Volvo Cars prepares to launch the first car without a key
Volvo plans to become the world’s first car manufacturer to offer cars without keys.
Volvo Cars is set to begin selling keyless cars to consumers in 2017, with Bluetooth-enabled digital keys replacing physicals keys.
The digital keys, available through a Volvo app on the consumer’s mobile phone, will do everything physical keys can do, including locking and unlocking doors, as well as starting the engine.
This new technology will also offer customers the possibility to receive more than one digital key on their app, giving them to access different Volvo cars in different locations.
Using the app people could potentially book and pay for a rental car anywhere in the world and have the digital car key delivered to their phone immediately. On arrival a customer could locate the rental car via GPS, unlock it and drive away, avoiding the queues at airport or train station car rental desks.
Volvo Cars’ digital key means that sharing a car will become both simple and convenient. Volvo owners will be able to send their digital key to other people, such as family or friends, via their mobile phones so that they can also use the car.
“At Volvo we are not interested in technology for the sake of technology. New technology has to make our customers’ lives easier and save them time. Mobility needs are evolving and so are our customers’ expectation to access cars in an uncomplicated way,” said Henrik Green, vice president of product strategy & vehicle line management at Volvo Cars. “Our innovative digital key technology has the potential to completely change how a Volvo can be accessed and shared. Instead of sitting idle in a parking lot the entire day, cars could be used more often and efficiently by whoever the owner wishes.”
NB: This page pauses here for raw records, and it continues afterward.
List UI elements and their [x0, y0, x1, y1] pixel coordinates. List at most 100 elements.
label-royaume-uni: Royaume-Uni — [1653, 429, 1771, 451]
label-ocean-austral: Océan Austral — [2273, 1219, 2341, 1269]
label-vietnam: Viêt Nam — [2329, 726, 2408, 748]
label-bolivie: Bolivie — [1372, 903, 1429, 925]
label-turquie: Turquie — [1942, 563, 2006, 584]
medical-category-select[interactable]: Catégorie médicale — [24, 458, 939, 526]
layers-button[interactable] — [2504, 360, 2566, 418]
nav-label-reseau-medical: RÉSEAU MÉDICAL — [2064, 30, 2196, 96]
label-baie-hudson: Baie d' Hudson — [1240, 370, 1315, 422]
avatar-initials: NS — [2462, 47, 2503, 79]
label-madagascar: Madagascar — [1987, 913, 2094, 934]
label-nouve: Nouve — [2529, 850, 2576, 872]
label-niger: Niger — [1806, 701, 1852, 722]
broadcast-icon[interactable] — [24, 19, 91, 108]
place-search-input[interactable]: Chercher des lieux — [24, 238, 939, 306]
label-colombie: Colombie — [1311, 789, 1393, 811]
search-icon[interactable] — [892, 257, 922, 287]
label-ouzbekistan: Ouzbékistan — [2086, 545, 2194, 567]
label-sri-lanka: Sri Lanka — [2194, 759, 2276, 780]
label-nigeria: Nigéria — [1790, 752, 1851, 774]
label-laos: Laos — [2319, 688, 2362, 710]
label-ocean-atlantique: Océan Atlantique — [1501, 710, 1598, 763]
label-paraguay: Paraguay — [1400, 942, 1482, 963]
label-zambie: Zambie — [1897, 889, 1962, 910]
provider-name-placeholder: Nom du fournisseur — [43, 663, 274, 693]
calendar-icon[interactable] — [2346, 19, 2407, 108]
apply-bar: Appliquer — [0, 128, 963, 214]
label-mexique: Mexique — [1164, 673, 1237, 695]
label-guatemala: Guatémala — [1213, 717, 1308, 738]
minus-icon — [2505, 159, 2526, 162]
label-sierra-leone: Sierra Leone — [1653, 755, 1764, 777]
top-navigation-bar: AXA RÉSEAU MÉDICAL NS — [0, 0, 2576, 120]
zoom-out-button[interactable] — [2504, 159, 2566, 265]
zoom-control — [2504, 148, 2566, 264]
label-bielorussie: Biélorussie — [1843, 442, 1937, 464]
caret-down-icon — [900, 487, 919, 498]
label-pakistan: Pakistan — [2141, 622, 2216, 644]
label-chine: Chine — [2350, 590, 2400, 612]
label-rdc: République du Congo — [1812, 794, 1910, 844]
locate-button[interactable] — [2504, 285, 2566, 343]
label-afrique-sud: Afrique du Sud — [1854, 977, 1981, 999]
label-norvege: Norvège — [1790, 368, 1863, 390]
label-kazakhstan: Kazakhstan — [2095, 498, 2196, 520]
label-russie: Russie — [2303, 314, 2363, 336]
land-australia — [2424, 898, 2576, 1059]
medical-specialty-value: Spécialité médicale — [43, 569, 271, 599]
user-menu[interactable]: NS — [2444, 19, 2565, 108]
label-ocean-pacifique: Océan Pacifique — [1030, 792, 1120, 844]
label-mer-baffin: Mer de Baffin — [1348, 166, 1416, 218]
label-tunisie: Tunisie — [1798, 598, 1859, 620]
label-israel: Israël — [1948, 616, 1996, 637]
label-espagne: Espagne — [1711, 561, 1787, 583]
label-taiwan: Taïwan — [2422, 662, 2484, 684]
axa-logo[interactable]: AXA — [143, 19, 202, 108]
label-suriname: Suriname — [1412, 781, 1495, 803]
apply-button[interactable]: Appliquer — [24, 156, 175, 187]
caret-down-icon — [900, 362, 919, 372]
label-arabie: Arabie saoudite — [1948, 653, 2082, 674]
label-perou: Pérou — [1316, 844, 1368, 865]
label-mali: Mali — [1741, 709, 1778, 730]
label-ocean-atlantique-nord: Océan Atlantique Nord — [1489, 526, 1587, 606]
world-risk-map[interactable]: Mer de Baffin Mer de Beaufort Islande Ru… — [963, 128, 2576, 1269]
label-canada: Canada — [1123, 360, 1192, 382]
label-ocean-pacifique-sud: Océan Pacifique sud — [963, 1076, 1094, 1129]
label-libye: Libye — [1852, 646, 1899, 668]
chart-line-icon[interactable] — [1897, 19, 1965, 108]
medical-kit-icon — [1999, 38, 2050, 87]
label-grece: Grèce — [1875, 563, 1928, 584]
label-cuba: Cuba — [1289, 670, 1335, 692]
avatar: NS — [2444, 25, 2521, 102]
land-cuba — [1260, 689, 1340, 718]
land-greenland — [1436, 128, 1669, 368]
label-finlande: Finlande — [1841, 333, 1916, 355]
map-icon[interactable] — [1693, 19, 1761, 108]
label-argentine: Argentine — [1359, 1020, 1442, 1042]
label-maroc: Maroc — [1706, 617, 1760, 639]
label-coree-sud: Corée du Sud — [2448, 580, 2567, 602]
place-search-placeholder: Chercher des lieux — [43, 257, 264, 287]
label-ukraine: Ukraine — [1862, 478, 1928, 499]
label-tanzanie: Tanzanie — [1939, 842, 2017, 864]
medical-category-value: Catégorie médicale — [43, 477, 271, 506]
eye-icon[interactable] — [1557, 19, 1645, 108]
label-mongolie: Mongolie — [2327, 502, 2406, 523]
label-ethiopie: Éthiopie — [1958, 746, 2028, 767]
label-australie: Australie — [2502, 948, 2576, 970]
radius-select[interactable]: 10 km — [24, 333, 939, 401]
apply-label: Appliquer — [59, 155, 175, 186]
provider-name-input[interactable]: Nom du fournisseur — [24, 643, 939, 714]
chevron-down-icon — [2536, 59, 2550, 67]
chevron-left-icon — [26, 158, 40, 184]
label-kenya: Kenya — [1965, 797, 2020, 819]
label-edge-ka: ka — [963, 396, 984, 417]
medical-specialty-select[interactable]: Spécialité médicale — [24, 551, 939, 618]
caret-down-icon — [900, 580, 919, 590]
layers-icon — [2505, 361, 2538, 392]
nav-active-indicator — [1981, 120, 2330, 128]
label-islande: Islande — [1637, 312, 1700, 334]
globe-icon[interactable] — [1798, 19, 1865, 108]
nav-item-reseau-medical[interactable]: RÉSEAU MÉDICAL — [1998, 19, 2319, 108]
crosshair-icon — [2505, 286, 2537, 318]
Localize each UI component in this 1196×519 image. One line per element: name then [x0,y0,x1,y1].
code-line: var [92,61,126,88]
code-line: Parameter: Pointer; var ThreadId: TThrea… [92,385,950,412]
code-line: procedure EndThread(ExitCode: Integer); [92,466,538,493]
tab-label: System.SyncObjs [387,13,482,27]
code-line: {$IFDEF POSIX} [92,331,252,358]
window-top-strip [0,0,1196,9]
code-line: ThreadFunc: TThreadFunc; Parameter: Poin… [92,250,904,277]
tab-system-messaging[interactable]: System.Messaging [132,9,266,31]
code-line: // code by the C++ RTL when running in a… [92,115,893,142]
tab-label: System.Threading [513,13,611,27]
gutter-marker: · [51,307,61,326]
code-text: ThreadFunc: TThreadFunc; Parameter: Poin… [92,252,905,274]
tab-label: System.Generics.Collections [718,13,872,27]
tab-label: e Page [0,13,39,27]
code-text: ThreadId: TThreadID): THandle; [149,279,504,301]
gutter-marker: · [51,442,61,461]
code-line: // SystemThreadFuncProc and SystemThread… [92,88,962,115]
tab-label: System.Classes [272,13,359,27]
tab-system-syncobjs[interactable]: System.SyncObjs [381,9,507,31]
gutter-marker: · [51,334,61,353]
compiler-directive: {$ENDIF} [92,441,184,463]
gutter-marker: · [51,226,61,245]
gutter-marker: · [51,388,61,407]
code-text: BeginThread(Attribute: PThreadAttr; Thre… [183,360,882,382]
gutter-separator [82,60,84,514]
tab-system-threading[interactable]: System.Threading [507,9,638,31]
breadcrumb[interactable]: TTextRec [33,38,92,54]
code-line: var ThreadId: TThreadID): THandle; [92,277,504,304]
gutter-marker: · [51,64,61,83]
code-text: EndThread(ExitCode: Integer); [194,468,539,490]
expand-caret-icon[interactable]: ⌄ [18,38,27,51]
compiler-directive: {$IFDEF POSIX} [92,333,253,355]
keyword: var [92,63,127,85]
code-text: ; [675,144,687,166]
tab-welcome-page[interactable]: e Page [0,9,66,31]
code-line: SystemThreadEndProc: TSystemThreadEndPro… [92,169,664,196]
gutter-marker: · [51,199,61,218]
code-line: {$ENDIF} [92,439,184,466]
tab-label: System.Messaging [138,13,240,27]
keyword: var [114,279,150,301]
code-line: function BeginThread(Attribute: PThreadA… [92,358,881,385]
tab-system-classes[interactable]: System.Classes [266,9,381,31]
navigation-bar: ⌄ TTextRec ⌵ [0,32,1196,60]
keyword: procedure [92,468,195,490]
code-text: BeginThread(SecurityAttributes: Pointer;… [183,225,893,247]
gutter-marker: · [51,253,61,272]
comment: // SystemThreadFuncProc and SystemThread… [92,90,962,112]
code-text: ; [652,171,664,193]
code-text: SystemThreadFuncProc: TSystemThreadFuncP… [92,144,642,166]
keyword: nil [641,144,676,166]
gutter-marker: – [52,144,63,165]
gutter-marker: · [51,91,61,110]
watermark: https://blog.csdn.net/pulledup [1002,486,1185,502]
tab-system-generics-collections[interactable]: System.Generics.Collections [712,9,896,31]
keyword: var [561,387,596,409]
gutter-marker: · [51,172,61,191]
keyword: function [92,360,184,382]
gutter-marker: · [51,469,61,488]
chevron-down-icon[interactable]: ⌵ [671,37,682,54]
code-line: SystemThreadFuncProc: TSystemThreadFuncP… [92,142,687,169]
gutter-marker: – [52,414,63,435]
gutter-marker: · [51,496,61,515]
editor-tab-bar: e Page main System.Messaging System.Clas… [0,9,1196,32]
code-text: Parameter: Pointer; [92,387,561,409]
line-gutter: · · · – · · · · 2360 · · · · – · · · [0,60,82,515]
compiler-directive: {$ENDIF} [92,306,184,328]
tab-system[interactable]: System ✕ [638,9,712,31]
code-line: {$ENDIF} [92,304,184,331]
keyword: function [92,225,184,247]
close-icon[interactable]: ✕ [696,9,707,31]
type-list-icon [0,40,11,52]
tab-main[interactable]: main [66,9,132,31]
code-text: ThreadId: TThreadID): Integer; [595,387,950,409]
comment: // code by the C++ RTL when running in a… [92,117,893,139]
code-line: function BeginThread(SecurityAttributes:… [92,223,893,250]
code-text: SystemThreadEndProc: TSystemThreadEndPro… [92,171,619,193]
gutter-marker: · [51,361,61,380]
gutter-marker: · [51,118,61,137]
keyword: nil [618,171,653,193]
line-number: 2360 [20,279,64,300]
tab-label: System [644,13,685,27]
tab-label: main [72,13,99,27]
Volvo will pilot this technology in spring 2016 via its car sharing firm Sunfleet, stationed at Gothenburg airport, Sweden. A limited number of commercially available cars will be equipped with the new digital key technology in 2017.
“There are obviously many permutations when it comes to how this shared key technology can be used,” added Martin Rosenqvist, the new car director, special products at Volvo Cars. “We look forward to seeing how else this technology might be used in the future and we welcome any and all ideas.”
This technology is not completely new to Volvo, in 2015 the company launched the world’s first commercial offer to have online shopping delivered directly to the car, by providing a one-time digital key to a delivery company. Now the digital key technology will also be made available for customers.
Physical keys will continue to be offered for people who want them.
Volvo’s innovative keyless car technology will be shown for the first time at the Mobile World Congress 2016 (22-25 February) in Barcelona at the Ericsson booth.